Antonio (nome di fantasia) oggi ha venti anni e studia. La sua vita, però, non è quella di un normale universitario, divisa tra libri, amici e locali. E’ un po’ più complessa: è quotidianamente “messa alla prova” nel percorso di recupero alternativo al carcere che ha intrapreso e che gli permette di evitare il regime di detenzione.
Antonio vive in un piccolo paese meridionale in cui la criminalità organizzata orienta e influenza la vita di tutti e come tanti suoi coetanei, quattro anni fa, entra a far parte di un gruppetto che tra scippi, furti, rapine, spaccio ed estorsioni, riesce a raccogliere fino a 7mila euro a testa per ogni colpo.
Del resto, “il profumo dei soldi, soprattutto quelli facili era dolce, dolce, dolce – spiega Antonio – e il ‘servizio’ pagava bene e non portava via troppo tempo”.
Antonio non è figlio d’arte, ma fa coinvolgere in quest’esperienza dalla facilità del guadagno e, nonostante sia solo un ‘pesce piccolo’, il suo prestigio all’interno del sistema criminale è in costante ascesa.
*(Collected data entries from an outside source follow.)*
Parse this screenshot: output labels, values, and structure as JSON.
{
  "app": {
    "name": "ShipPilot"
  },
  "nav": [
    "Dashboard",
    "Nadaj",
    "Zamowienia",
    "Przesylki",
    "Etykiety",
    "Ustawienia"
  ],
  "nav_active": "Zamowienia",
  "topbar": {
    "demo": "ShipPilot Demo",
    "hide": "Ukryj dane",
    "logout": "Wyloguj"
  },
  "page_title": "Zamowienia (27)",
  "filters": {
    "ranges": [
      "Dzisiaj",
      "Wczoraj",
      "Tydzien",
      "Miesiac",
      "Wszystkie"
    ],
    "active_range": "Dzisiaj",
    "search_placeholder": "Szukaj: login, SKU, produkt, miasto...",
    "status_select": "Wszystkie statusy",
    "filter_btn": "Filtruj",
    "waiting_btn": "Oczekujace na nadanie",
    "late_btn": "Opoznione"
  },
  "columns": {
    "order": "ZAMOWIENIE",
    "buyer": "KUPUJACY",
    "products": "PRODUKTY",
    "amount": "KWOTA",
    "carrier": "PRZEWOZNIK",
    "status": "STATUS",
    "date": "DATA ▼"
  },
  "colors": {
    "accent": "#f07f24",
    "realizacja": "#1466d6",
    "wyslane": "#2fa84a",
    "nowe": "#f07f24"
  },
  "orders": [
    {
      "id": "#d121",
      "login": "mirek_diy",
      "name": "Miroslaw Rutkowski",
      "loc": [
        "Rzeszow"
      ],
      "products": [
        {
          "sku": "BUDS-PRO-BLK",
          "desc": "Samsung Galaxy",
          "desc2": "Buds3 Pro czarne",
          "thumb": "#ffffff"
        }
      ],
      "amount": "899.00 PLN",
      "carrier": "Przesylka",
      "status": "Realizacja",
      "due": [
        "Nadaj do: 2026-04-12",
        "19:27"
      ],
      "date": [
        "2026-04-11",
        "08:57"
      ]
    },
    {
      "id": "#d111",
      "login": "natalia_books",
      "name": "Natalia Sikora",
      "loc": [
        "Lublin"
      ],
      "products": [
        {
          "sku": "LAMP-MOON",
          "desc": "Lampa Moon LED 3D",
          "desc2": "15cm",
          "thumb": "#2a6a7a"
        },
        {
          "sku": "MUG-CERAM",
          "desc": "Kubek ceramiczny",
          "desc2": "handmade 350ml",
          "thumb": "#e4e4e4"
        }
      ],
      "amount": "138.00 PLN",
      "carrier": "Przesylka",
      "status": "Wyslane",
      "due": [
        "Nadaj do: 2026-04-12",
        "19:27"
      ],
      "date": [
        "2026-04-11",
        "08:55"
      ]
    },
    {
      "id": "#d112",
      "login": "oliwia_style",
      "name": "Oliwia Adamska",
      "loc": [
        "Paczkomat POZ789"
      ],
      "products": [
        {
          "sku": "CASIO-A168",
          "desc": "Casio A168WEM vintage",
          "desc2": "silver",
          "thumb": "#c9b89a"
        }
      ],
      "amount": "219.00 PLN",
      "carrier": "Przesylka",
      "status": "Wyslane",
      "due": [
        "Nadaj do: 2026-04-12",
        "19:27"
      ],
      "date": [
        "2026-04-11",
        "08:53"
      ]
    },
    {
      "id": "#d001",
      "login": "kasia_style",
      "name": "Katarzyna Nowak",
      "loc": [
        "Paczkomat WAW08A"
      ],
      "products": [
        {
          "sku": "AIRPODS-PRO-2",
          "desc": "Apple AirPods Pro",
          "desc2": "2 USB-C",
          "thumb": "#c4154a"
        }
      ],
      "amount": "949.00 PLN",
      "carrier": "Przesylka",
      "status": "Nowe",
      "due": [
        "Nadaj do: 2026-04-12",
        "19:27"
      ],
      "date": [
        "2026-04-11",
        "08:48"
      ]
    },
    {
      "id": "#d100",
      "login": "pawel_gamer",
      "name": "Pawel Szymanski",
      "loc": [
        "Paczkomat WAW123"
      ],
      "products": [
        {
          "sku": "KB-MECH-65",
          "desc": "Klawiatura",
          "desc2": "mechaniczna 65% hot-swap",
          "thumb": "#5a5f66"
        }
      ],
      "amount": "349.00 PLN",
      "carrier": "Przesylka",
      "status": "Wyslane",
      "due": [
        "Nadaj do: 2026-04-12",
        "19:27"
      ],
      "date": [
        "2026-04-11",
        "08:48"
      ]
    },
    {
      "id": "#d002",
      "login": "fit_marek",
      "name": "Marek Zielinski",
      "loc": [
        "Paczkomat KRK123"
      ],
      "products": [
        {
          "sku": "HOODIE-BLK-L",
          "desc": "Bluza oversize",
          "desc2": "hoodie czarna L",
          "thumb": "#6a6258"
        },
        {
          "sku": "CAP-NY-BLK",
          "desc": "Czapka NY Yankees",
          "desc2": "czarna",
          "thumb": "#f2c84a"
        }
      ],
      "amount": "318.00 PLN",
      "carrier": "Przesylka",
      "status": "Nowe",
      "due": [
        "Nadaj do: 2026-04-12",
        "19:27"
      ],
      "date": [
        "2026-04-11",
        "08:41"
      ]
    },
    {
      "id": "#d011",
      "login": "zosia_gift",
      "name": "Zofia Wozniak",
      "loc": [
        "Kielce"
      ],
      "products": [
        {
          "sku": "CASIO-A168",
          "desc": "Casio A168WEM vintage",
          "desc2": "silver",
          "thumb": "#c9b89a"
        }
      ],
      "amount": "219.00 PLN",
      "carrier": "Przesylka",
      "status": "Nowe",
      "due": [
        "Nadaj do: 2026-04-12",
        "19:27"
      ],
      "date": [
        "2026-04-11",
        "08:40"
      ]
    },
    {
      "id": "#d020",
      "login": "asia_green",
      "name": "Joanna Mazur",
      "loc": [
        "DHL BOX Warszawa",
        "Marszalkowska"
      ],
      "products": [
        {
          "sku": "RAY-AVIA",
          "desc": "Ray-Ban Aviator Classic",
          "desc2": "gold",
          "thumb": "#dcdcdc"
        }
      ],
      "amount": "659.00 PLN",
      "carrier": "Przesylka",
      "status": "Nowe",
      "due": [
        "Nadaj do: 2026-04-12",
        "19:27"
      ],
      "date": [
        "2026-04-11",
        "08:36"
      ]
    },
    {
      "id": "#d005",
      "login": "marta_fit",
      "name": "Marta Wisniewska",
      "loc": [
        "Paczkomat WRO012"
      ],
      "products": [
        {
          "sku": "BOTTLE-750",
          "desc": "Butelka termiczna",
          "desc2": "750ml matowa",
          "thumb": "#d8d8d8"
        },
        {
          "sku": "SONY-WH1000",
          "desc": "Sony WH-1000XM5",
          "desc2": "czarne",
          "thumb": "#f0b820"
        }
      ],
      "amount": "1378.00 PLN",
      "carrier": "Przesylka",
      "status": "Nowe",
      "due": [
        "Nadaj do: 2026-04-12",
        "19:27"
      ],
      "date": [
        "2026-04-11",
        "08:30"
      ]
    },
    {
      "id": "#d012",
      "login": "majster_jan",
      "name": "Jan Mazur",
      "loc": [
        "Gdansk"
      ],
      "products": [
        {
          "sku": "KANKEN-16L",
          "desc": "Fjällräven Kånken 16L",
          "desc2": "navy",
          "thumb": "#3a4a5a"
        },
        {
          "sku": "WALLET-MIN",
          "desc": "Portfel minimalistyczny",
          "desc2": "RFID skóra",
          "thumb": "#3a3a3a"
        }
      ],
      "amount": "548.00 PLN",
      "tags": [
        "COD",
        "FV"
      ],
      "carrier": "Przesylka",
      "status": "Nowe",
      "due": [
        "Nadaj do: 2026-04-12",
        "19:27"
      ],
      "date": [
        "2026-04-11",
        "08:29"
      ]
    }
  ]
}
Tutto bene fino al giorno in cui una soffiata ne provoca l’arresto. Antonio passa dal penitenziario minorile ai domiciliari, fino all’attuale stato di messa alla prova, che consiste in una condotta regolamentata e ineccepibile: orari di uscita e rientro a casa, volontariato, studio, lavoro e contributo economico ad associazioni che operano nel sociale.
Le sirene della criminalità sono però pronte a tentarlo nuovamente, ma Antonio è definitivamente uscito dal giro. Ecco perché affida a questa intervista (il suo volto e la sua voce sono volutamente modificate per proteggerne l’incolumità) un messaggio ai ragazzi che come lui rischiano di entrare in quel periodo di “buio”. Lui ne è uscito e mette a disposizione la sua testimonianza.